States may use more liberal income and resources methodologies to determine Medicaid eligibility for certain AFDC-related and aged, blind, and disabled individuals under sections 1902(r)(2) and 1931 of the Social Security Act. For some groups, the more liberal income methodologies cannot result in the individual's income exceeding the limits prescribed for Federal matching.

Significant changes were made in the Medicare Catastrophic Coverage Act (MCCA) of 1988 which affected Medicaid. Although much of the MCCA was repealed, the portions affecting Medicaid remain in effect. The law also accelerated Medicaid eligibility for some nursing home patients by protecting assets for the institutionalized person's spouse at home at the time of the initial eligibility determination after institutionalization. Before an institutionalized person's monthly income is used to pay for the cost of institutional care, a minimum monthly maintenance needs allowance is deducted from the institutionalized spouse's income to bring the income of the community spouse up to a moderate level.

Medicaid - Medicare Relationship

The Medicare program (Title XVIII of the Social Security Act) provides hospital insurance (HI), also known as Part A coverage, and supplementary medical insurance (SMI), also known as Part B coverage. Coverage for HI is automatic for persons aged 65 and older (and for certain disabled persons) who have insured status under Social Security or Railroad Retirement. Coverage for HI may be purchased by individuals who do not have insured status through the payment of monthly Part A premiums. Coverage for SMI also requires payment of monthly premiums.

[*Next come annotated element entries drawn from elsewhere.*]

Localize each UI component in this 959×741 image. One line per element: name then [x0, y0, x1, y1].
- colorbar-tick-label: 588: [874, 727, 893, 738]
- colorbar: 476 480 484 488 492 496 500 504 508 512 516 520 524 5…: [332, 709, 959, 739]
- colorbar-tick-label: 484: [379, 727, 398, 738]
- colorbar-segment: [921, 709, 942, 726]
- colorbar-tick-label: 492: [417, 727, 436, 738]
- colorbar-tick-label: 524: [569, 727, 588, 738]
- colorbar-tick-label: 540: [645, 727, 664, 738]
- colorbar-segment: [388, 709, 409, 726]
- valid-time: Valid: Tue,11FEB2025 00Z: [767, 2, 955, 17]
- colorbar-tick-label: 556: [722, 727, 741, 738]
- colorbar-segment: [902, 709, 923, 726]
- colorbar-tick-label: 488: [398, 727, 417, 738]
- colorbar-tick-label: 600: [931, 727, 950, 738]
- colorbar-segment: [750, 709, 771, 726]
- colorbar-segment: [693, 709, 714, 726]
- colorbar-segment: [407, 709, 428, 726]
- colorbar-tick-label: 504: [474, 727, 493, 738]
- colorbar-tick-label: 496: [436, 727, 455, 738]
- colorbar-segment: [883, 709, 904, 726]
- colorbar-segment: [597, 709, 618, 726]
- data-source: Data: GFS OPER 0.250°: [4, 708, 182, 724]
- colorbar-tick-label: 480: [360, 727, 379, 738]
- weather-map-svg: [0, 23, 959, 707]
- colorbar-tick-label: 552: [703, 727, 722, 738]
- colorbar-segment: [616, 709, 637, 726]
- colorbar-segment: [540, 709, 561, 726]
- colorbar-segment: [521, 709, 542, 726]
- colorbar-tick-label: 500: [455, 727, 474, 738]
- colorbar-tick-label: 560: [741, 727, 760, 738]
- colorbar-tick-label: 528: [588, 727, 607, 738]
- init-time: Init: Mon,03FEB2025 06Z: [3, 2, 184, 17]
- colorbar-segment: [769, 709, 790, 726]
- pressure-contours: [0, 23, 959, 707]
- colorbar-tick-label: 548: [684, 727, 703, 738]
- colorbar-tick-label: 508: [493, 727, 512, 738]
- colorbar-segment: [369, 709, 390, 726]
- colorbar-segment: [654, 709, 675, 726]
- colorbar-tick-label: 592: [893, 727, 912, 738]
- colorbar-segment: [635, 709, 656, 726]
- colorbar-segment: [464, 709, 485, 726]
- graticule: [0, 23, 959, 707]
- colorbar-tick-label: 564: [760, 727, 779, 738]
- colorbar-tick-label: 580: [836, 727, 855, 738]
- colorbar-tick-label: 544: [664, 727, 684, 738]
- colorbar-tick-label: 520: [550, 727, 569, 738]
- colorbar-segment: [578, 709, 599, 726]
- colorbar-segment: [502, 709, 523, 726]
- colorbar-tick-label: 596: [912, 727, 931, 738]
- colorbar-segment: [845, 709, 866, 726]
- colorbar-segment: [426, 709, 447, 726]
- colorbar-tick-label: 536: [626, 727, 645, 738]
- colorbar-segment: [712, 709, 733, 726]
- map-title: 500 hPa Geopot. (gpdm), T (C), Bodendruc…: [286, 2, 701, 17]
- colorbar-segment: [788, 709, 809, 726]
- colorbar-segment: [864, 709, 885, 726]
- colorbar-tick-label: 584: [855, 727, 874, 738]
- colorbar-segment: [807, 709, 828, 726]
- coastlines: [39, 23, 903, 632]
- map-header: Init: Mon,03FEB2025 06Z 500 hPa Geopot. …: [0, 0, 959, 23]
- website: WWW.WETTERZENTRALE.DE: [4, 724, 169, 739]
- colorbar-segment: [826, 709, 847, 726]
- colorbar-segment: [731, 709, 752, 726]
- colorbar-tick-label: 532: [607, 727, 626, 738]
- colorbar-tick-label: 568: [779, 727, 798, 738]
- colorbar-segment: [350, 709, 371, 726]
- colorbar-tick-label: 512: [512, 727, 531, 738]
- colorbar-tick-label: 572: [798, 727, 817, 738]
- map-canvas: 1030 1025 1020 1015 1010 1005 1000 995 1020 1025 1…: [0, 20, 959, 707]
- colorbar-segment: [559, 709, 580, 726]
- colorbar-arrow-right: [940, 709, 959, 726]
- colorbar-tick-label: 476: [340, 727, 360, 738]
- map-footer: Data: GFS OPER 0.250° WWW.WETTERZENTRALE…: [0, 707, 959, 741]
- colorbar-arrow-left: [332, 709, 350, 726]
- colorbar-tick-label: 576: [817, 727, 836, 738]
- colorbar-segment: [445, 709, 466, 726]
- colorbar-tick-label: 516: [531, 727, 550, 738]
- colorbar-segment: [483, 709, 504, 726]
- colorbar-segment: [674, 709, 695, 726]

Medicare beneficiaries who have low income and limited resources may receive help paying for their out-of-pocket medical expenses from their State Medicaid program. There are various benefits available to "dual eligibles" who are entitled to Medicare and are eligible for some type of Medicaid benefit.

For persons who are eligible for full Medicaid coverage, the Medicaid program supplements Medicare coverage by providing services and supplies that are available under their State's Medicaid program. Services that are covered by both programs will be paid first by Medicare and the difference by Medicaid, up to the State's payment limit. Medicaid also covers additional services (e.g., nursing facility care beyond the 100 day limit covered by Medicare, prescription drugs, eyeglasses, and hearing aids).

Limited Medicaid benefits are also available to pay for out-of-pocket Medicare cost-sharing expenses for certain other Medicare beneficiaries. The Medicaid program will assume their Medicare payment liability if they qualify. Qualified Medicare Beneficiaries (QMBs), with resources at or below twice the standard allowed under the SSI program and income at or below 100% of the Federal poverty level (FPL), do not have to pay their monthly Medicare premiums, deductibles, and coinsurance. Specified Low-Income Medicare Beneficiaries (SLMBs), with resources at or below twice the standard allowed under the SSI program and income exceeding the QMB level, but less than 120% of the FPL, do not have to pay the monthly Medicare Part B premiums. Qualifying Individuals (QIs), who are not otherwise eligible for full Medicaid benefits and with resources at or below twice the standard allowed under the SSI program, will get help with all or a small part of their monthly Medicare Part B premiums, depending upon whether their income exceeds the SLMB level, but is less than 135% of the FPL, or their income is at least 135%, but less than 175% of the FPL.

Individuals who were receiving Medicare due to disability, but have lost entitlement to Medicare benefits because they returned to work, may purchase Part A of Medicare. If the individual has income below 200% of the FPL and resources at or below twice the standard allowed under the SSI program, and they are not otherwise eligible for Medicaid benefits, they may qualify to have Medicaid pay their monthly Medicare Part A premiums as Qualified Disabled and Working Individuals (QDWIs).